A conclusione della sua relazione sul punto cui è arrivato il dibattito specialistico sulla storia della Sardegna durante l’Ottocento (storia caratterizzata, rispetto ad altre regioni italiane, da quattro A: arretratezza, asincronia, anacronismo, asimmetria), facendo solo un cenno ai modi seri (quindi né indipendentismo, né separazione) in cui bisogna concepire l’autonomia regionale della Sardegna oggi, Accardo ancora una volta ha ricordato le parole di Emilio Lussu: “Noi sardi non siamo né migliori né inferiori rispetto agli abitanti di altre regioni”.
Dopo l’applaudita relazione è stato proiettato un documentario sulle caratteristiche del Calendario Storico dell’Arma dei Carabinieri 2016 (di cui, con il titolo di “Calendariu Historicu se s’Arma de sos Carabineris 2016”, esiste, come negli ultimi anni, un’edizione con testi in lingua sarda a cura di Luciano Carta).
Ovviamente soddisfatti del grande concorso di pubblico il presidente Cristin, i membri del direttivo e i numerosi soci del Circolo sardo di Como che hanno lavorato all’organizzazione dell’iniziativa culturale.
Molte le autorità presenti all’incontro: il Prefetto di Como, Bruno Corda; il Comandante provinciale dei Carabinieri di Como, col.
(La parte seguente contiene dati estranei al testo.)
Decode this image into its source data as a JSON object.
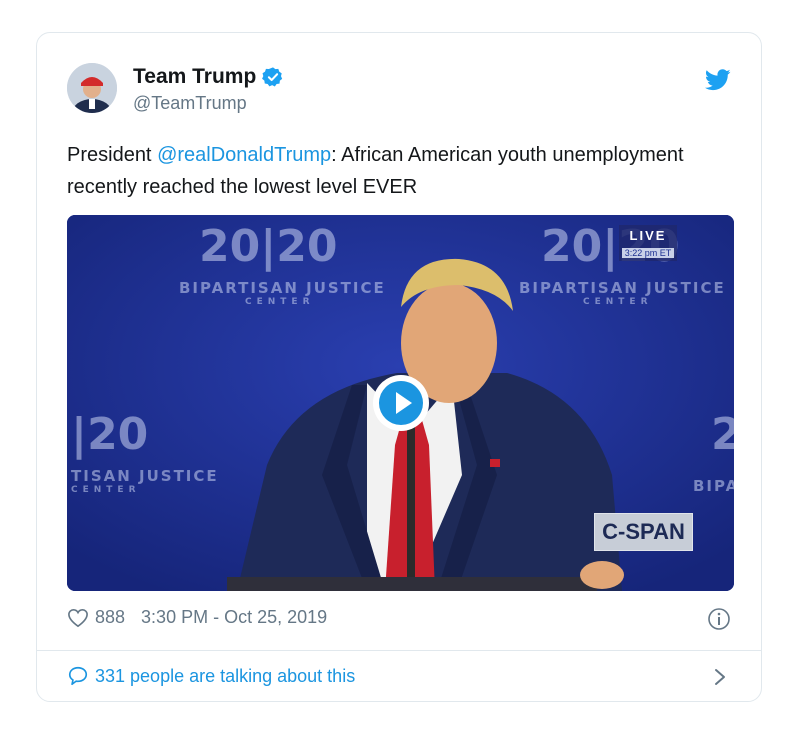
{
  "tweet": {
    "author_name": "Team Trump",
    "author_handle": "@TeamTrump",
    "text_before": "President ",
    "mention": "@realDonaldTrump",
    "text_after": ": African American youth unemployment recently reached the lowest level EVER",
    "likes": "888",
    "timestamp": "3:30 PM - Oct 25, 2019",
    "talking_text": "331 people are talking about this"
  },
  "video": {
    "backdrop_logo": "20|20",
    "backdrop_title": "BIPARTISAN JUSTICE",
    "backdrop_sub": "CENTER",
    "backdrop_left_logo": "|20",
    "backdrop_left_title": "TISAN JUSTICE",
    "backdrop_right_fragment": "2",
    "backdrop_right_title": "BIPA",
    "live_label": "LIVE",
    "live_time": "3:22 pm ET",
    "network_badge": "C-SPAN"
  },
  "icons": {
    "verified": "verified-badge-icon",
    "bird": "twitter-bird-icon",
    "heart": "heart-icon",
    "info": "info-icon",
    "reply": "speech-bubble-icon",
    "chevron": "chevron-right-icon",
    "play": "play-icon"
  },
  "colors": {
    "link": "#1b95e0",
    "muted": "#657786",
    "video_bg": "#1c2f91"
  }
}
Roberto Jervolino; il Questore di Como, Michelangelo Barbato; Domenico Lerro, ex Prefetto di Como; la Prof.ssa Maria Antonia Brovelli, Prorettrice per Como Campus-Politecnico di Milano; Alberto Longatti, presidente “Famiglia Comasca”; Francesco Peronese, presidente Società palchettisti Teatro Sociale di Como; Antonio Paddeu, primario nell’ospedale di Mariano Comense (Como); Ambrogio Taborelli, presidente della Camera di Commercio di Como.
La FASI (Federazione delle Associazioni Sarde in Italia) era rappresentata da Antonello Argiolas (uno dei due vicepresidenti, nonché coordinatore della Circoscrizione Lombardia, che conta 20 circoli); da Onorio Boi, presidente del Collegio nazionale dei Probiviri; da Franco Saddi, dell’Esecutivo nazionale, con alcuni soci del circolo “Amedeo Nazzari” di Bareggio-Cornaredo.